Behavioral detection looks for patterns rather than specific hashes: sc.exe or NtLoadDriver calls from non-standard process trees, driver service creation immediately followed by driver start, and driver files written to disk shortly before loading.

Certificate-based rules block all drivers signed by specific certificates known to have vulnerable drivers in their portfolio, providing coverage against both known and undiscovered vulnerable driver versions from the same vendor.

Mitigation Landscape

HVCI (Memory Integrity) is the strongest defense. On HVCI-enabled systems, the Vulnerable Driver Blocklist is enforced at the hypervisor level, preventing known-vulnerable drivers from loading even with administrator privileges. HVCI also blocks the most dangerous BYOVD capabilities: CR4 modification (neutralizing Capcom.sys), W^X enforcement (preventing user-mode code execution from Ring 0), and code page modification. See VBS / HVCI for details.

The Vulnerable Driver Blocklist is enabled by default on Windows 11 22H2+ with HVCI, but is opt-in on other configurations. Its coverage is purely reactive: drivers are added only after exploitation is observed in the wild, creating a window of exposure for newly discovered vulnerable drivers.

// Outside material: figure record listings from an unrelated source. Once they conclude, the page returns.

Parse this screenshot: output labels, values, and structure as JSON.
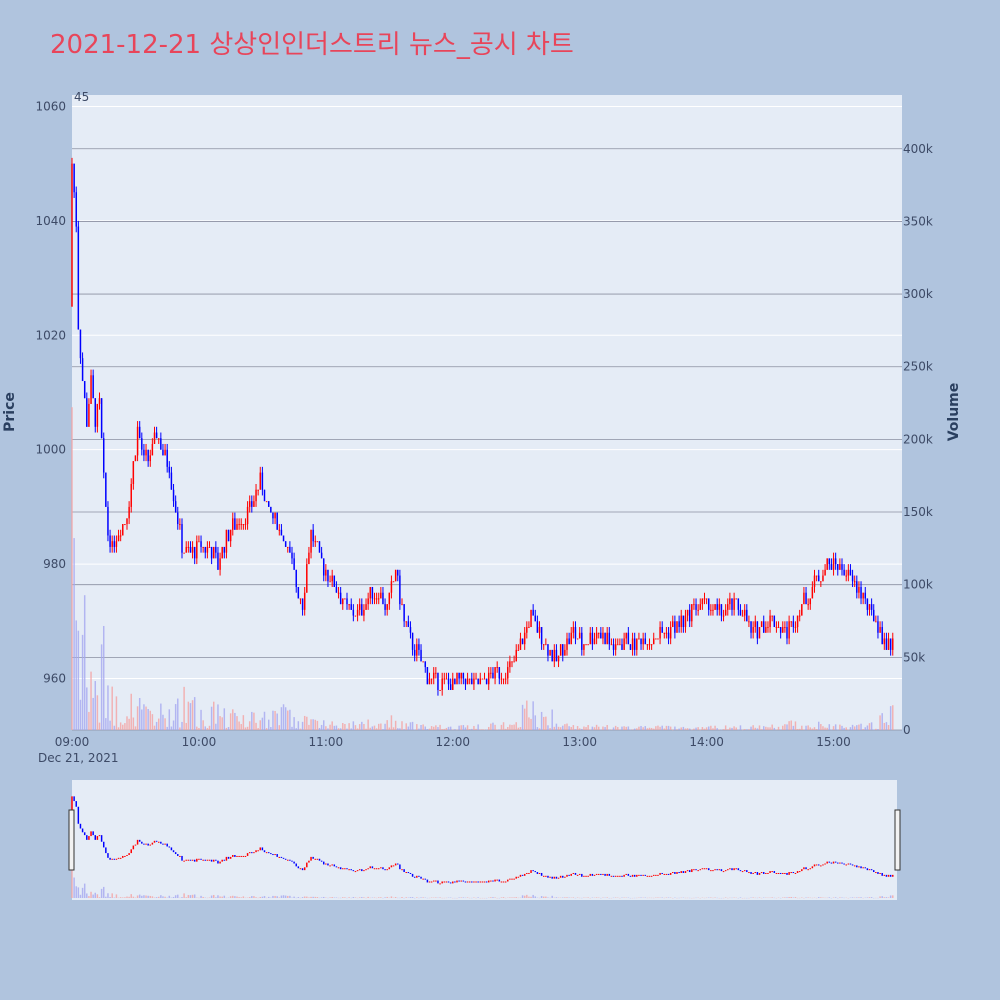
{
  "chart_data": {
    "type": "candlestick",
    "title": "2021-12-21 상상인인더스트리 뉴스_공시 차트",
    "ylabel": "Price",
    "y2label": "Volume",
    "date_label": "Dec 21, 2021",
    "ylim": [
      951,
      1062
    ],
    "y2lim": [
      0,
      437000
    ],
    "xlim": [
      "09:00",
      "15:30"
    ],
    "x_ticks": [
      "09:00",
      "10:00",
      "11:00",
      "12:00",
      "13:00",
      "14:00",
      "15:00"
    ],
    "y_ticks": [
      960,
      980,
      1000,
      1020,
      1040,
      1060
    ],
    "y2_ticks": [
      {
        "value": 0,
        "label": "0"
      },
      {
        "value": 50000,
        "label": "50k"
      },
      {
        "value": 100000,
        "label": "100k"
      },
      {
        "value": 150000,
        "label": "150k"
      },
      {
        "value": 200000,
        "label": "200k"
      },
      {
        "value": 250000,
        "label": "250k"
      },
      {
        "value": 300000,
        "label": "300k"
      },
      {
        "value": 350000,
        "label": "350k"
      },
      {
        "value": 400000,
        "label": "400k"
      }
    ],
    "annotation": "45",
    "up_color": "#ff0000",
    "down_color": "#0000ff",
    "price_path": [
      [
        "09:00",
        1025
      ],
      [
        "09:01",
        1050
      ],
      [
        "09:02",
        1045
      ],
      [
        "09:03",
        1040
      ],
      [
        "09:04",
        1022
      ],
      [
        "09:06",
        1012
      ],
      [
        "09:08",
        1005
      ],
      [
        "09:10",
        1012
      ],
      [
        "09:12",
        1005
      ],
      [
        "09:14",
        1008
      ],
      [
        "09:16",
        995
      ],
      [
        "09:18",
        985
      ],
      [
        "09:20",
        983
      ],
      [
        "09:23",
        986
      ],
      [
        "09:26",
        987
      ],
      [
        "09:29",
        994
      ],
      [
        "09:32",
        1004
      ],
      [
        "09:35",
        998
      ],
      [
        "09:38",
        999
      ],
      [
        "09:41",
        1003
      ],
      [
        "09:44",
        999
      ],
      [
        "09:47",
        997
      ],
      [
        "09:50",
        990
      ],
      [
        "09:53",
        983
      ],
      [
        "09:57",
        982
      ],
      [
        "10:02",
        983
      ],
      [
        "10:06",
        983
      ],
      [
        "10:10",
        980
      ],
      [
        "10:14",
        985
      ],
      [
        "10:18",
        987
      ],
      [
        "10:22",
        988
      ],
      [
        "10:26",
        990
      ],
      [
        "10:30",
        995
      ],
      [
        "10:34",
        989
      ],
      [
        "10:38",
        987
      ],
      [
        "10:42",
        984
      ],
      [
        "10:46",
        978
      ],
      [
        "10:50",
        973
      ],
      [
        "10:54",
        986
      ],
      [
        "10:58",
        981
      ],
      [
        "11:02",
        978
      ],
      [
        "11:06",
        976
      ],
      [
        "11:10",
        973
      ],
      [
        "11:14",
        971
      ],
      [
        "11:18",
        972
      ],
      [
        "11:22",
        975
      ],
      [
        "11:26",
        975
      ],
      [
        "11:30",
        972
      ],
      [
        "11:34",
        979
      ],
      [
        "11:38",
        970
      ],
      [
        "11:42",
        966
      ],
      [
        "11:46",
        963
      ],
      [
        "11:50",
        960
      ],
      [
        "11:54",
        959
      ],
      [
        "11:58",
        959
      ],
      [
        "12:02",
        959
      ],
      [
        "12:06",
        960
      ],
      [
        "12:10",
        959
      ],
      [
        "12:14",
        959
      ],
      [
        "12:18",
        960
      ],
      [
        "12:22",
        961
      ],
      [
        "12:26",
        961
      ],
      [
        "12:30",
        963
      ],
      [
        "12:34",
        967
      ],
      [
        "12:38",
        971
      ],
      [
        "12:42",
        968
      ],
      [
        "12:46",
        965
      ],
      [
        "12:50",
        963
      ],
      [
        "12:54",
        966
      ],
      [
        "12:58",
        968
      ],
      [
        "13:02",
        966
      ],
      [
        "13:06",
        967
      ],
      [
        "13:10",
        968
      ],
      [
        "13:14",
        967
      ],
      [
        "13:18",
        965
      ],
      [
        "13:22",
        967
      ],
      [
        "13:26",
        966
      ],
      [
        "13:30",
        967
      ],
      [
        "13:34",
        967
      ],
      [
        "13:38",
        968
      ],
      [
        "13:42",
        968
      ],
      [
        "13:46",
        969
      ],
      [
        "13:50",
        970
      ],
      [
        "13:54",
        972
      ],
      [
        "13:58",
        973
      ],
      [
        "14:02",
        973
      ],
      [
        "14:06",
        971
      ],
      [
        "14:10",
        972
      ],
      [
        "14:14",
        973
      ],
      [
        "14:18",
        972
      ],
      [
        "14:22",
        968
      ],
      [
        "14:26",
        969
      ],
      [
        "14:30",
        970
      ],
      [
        "14:34",
        970
      ],
      [
        "14:38",
        968
      ],
      [
        "14:42",
        970
      ],
      [
        "14:46",
        973
      ],
      [
        "14:50",
        975
      ],
      [
        "14:54",
        978
      ],
      [
        "14:58",
        980
      ],
      [
        "15:02",
        980
      ],
      [
        "15:06",
        979
      ],
      [
        "15:10",
        977
      ],
      [
        "15:14",
        975
      ],
      [
        "15:18",
        972
      ],
      [
        "15:22",
        969
      ],
      [
        "15:26",
        966
      ],
      [
        "15:28",
        966
      ]
    ],
    "volume_profile": [
      [
        "09:00",
        390000
      ],
      [
        "09:01",
        150000
      ],
      [
        "09:02",
        180000
      ],
      [
        "09:03",
        80000
      ],
      [
        "09:05",
        90000
      ],
      [
        "09:07",
        60000
      ],
      [
        "09:09",
        45000
      ],
      [
        "09:12",
        30000
      ],
      [
        "09:15",
        70000
      ],
      [
        "09:20",
        25000
      ],
      [
        "09:30",
        20000
      ],
      [
        "09:40",
        15000
      ],
      [
        "09:50",
        18000
      ],
      [
        "09:55",
        30000
      ],
      [
        "10:00",
        12000
      ],
      [
        "10:10",
        20000
      ],
      [
        "10:20",
        10000
      ],
      [
        "10:30",
        12000
      ],
      [
        "10:40",
        15000
      ],
      [
        "10:50",
        8000
      ],
      [
        "11:00",
        6000
      ],
      [
        "11:10",
        5000
      ],
      [
        "11:20",
        6000
      ],
      [
        "11:30",
        9000
      ],
      [
        "11:40",
        5000
      ],
      [
        "11:50",
        4000
      ],
      [
        "12:00",
        2500
      ],
      [
        "12:30",
        5000
      ],
      [
        "12:35",
        20000
      ],
      [
        "13:00",
        3000
      ],
      [
        "13:30",
        2500
      ],
      [
        "14:00",
        2500
      ],
      [
        "14:30",
        3000
      ],
      [
        "14:40",
        6000
      ],
      [
        "14:50",
        5000
      ],
      [
        "15:00",
        4000
      ],
      [
        "15:10",
        3000
      ],
      [
        "15:20",
        5000
      ],
      [
        "15:28",
        20000
      ]
    ]
  }
}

WDAC custom policies allow enterprise environments to restrict driver loading to an explicit allow-list, which is the most restrictive approach but requires careful management to avoid breaking legitimate driver updates.

Attestation-signed driver requirements in Windows 11 24H2 tighten the signing requirements for new drivers, requiring Microsoft attestation signing. This does not affect old drivers that were signed under previous requirements.

BYOVD Exploitation Frameworks

Several open-source tools automate BYOVD exploitation, lowering the barrier for threat actors.

KDU (Kernel Driver Utility) integrates dozens of vulnerable drivers as exploitation providers, supporting DSE bypass, arbitrary kernel R/W, and shellcode execution. See KDU Provider Compatibility for our analysis of which LOLDrivers could serve as KDU providers.

DSEFix disables Driver Signature Enforcement using a vulnerable driver, allowing loading of unsigned drivers.

Turla Driver Loader (TDL) loads unsigned drivers using vulnerable signed drivers as a proxy.

Stryker is a mitigation-aware BYOVD exploitation toolkit that adapts its approach based on the target system's security configuration.

LOLDrivers Integration

The LOLDrivers project catalogs known vulnerable and malicious drivers with SHA256 hashes, vendor information, vulnerability descriptions, YARA rules, and Sigma detection rules. KernelSight case studies cross-reference LOLDrivers entries for each documented driver. The LOLDrivers Deep Analysis page presents our DriverAtlas scoring of all 1,775 LOLDrivers entries, and the KDU Provider Compatibility page maps which of those drivers could serve as KDU exploitation providers.